Réflexion pour le 3e dimanche de l'Avent A
Évangile de Jésus-Christ selon saint Matthieu 11, 2-11
Jean le Baptiste, dans sa prison, avait appris ce que faisait le Christ. Il lui envoya demander par ses disciples : « Es-tu celui qui doit venir, ou devons-nous en attendre un autre ? » Jésus leur répondit : « Allez rapporter à Jean ce que vous entendez et voyez: Les aveugles voient, les boiteux marchent, les lépreux sont purifiés, les sourds entendent, les morts ressuscitent, et la Bonne Nouvelle est annoncée aux pauvres. Heureux celui qui ne tombera pas à cause de moi ! »
Tandis que les envoyés de Jean se retiraient, Jésus se mit à dire aux foules à propos de Jean : « Qu'êtes-vous allés voir au désert ? un roseau agité par le vent ?... Alors, qu'êtes-vous donc allés voir ? un homme aux vêtements luxueux ? Mais ceux qui portent de tels vêtements vivent dans les palais des rois. Qu'êtes-vous donc allés voir ? un prophète ? Oui, je vous le dis, et bien plus qu'un prophète. C'est de lui qu'il est écrit : Voici que j'envoie mon messager en avant de toi, pour qu'il prépare le chemin devant toi. Amen, je vous le dis : Parmi les hommes, il n'en a pas existé de plus grand que Jean Baptiste ; et cependant le plus petit dans le Royaume des cieux est plus grand que lui.
Jean-Baptiste, au seuil de sa vie, se demande en quoi espérer, en quoi croire. Jean-Baptiste doute. Il est prisonnier, enfermé entre quatre murs, il a le temps de réfléchir. Il entend parler de Jésus, qui est perçu comme le Messie tant attendu. Mais, il en est lui-même incertain, parce qu’il garde une vision du Messie comme quelqu’un qui serait exigeant et radical et amènerait de force une transformation du monde. Dieu est tellement déconcertant ! Jésus livre un message qui doit préparer et susciter la conversion des cœurs en vue du Royaume. Il décrit Jean comme la plus grande personne née d’une femme jusqu’à ce temps-là. Mais il fait mention d’un nouvel ordre des choses. Le Royaume de Dieu est destiné aux petits, aux laissés-pour-compte et aux pécheurs. Nous devons devenir pauvres, humbles, simples.
La question de Jean-Baptiste est celle qui retentit en nous-mêmes et en nos contemporains. Expression d'une certaine crainte, d’une peur qui nous habite. La peur de se tromper, la peur d'avoir été trompé… Jésus ne donne pas de réponse toute faite. Il provoque notre intelligence, notre réflexion. Nous devons aller au-delà de notre doute, de ces murs qui veulent nous enfermer. Nous avons besoin de toucher du doigt la réalité de notre foi et de notre espérance. Qu'attendons-nous vraiment de Jésus qui va venir à Noël, qu'espérons-nous ?
Il faut croire en cette vie même, ce don qui nous est offert par un enchaînement de hasards, cette brève éclaircie dans la nuit des temps. Il faut savoir choisir ce qui tient au cœur, ce qui est vissé à l'âme ; ce qui s'implante et s'enracine dans l'esprit. Être lucide dans ce choix ; les chemins sont semés d'embûches et de barrières qu'il faut s'apprêter à enjamber, à franchir.
Il faut espérer pour notre monde, mais le message de Jésus concerne également l’espérance pour nos âmes.
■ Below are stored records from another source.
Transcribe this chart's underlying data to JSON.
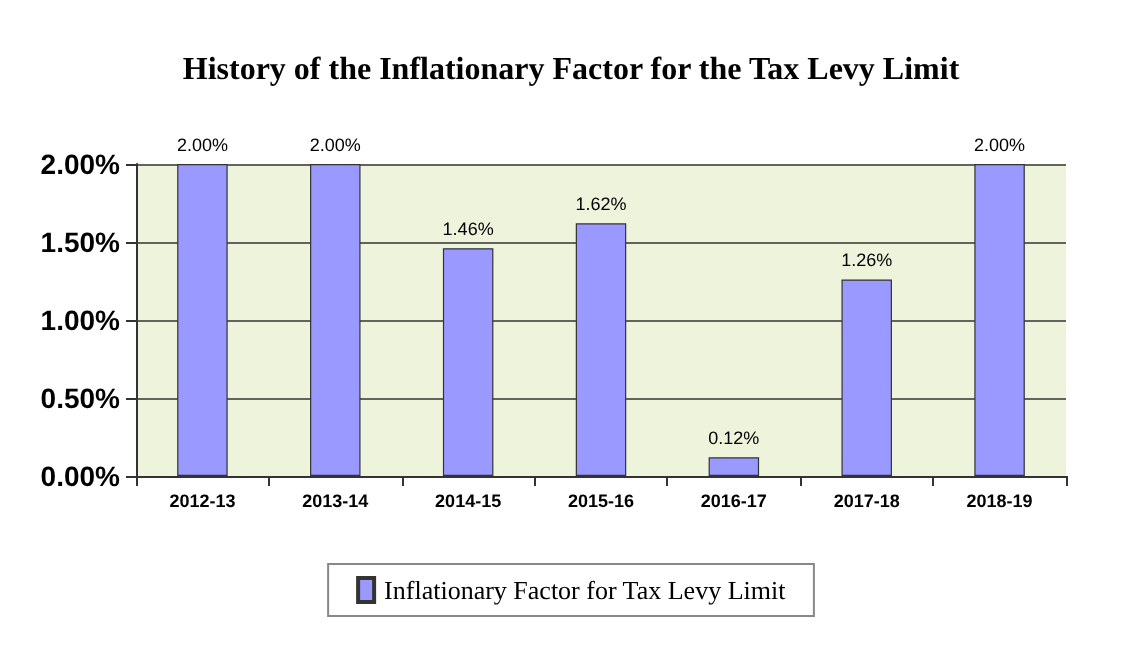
{
  "chart_data": {
    "type": "bar",
    "title": "History of the Inflationary Factor for the Tax Levy Limit",
    "categories": [
      "2012-13",
      "2013-14",
      "2014-15",
      "2015-16",
      "2016-17",
      "2017-18",
      "2018-19"
    ],
    "series": [
      {
        "name": "Inflationary Factor for Tax Levy Limit",
        "color": "#9999ff",
        "values": [
          2.0,
          2.0,
          1.46,
          1.62,
          0.12,
          1.26,
          2.0
        ],
        "value_labels": [
          "2.00%",
          "2.00%",
          "1.46%",
          "1.62%",
          "0.12%",
          "1.26%",
          "2.00%"
        ]
      }
    ],
    "ylim": [
      0,
      2
    ],
    "yticks": [
      {
        "value": 0,
        "label": "0.00%"
      },
      {
        "value": 0.5,
        "label": "0.50%"
      },
      {
        "value": 1,
        "label": "1.00%"
      },
      {
        "value": 1.5,
        "label": "1.50%"
      },
      {
        "value": 2,
        "label": "2.00%"
      }
    ],
    "grid": "y",
    "legend": "bottom"
  }
}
Il faut espérer dans l’éternité. En oubliant le passé et en regardant l’avenir, demandons-nous de quoi sera faite la vie éternelle. C’est ça l’espérance chrétienne.La vie éternelle implique la nôtre et l’avènement du Royaume de Dieu sur la terre, elle est donc (devrait être) le seul fondement de l’espérance chrétienne. Cet événement extraordinaire marquera le début de l’éternité en présence de Dieu pour les fidèles de tous les temps.
La foi chrétienne est plus que jamais mise au défi de rendre compte devant tous les hommes de l'espérance qu'elle implique. Nous devons nous assurer du fondement de l'espérance chrétienne. Le point de départ et le fondement de l'espérance chrétienne, ce n'est pas un rêve, la projection de nos désirs ou de vaines spéculations, ce n'est pas un optimisme à bon marché, ce n'est pas une position de principe ni une confiance à priori dans le progrès, dans l'évolution ou la révolution. Dans la foi, nous pouvons dire quelque chose sur notre avenir parce que cet avenir a déjà commencé en Jésus qui viendra à Noël.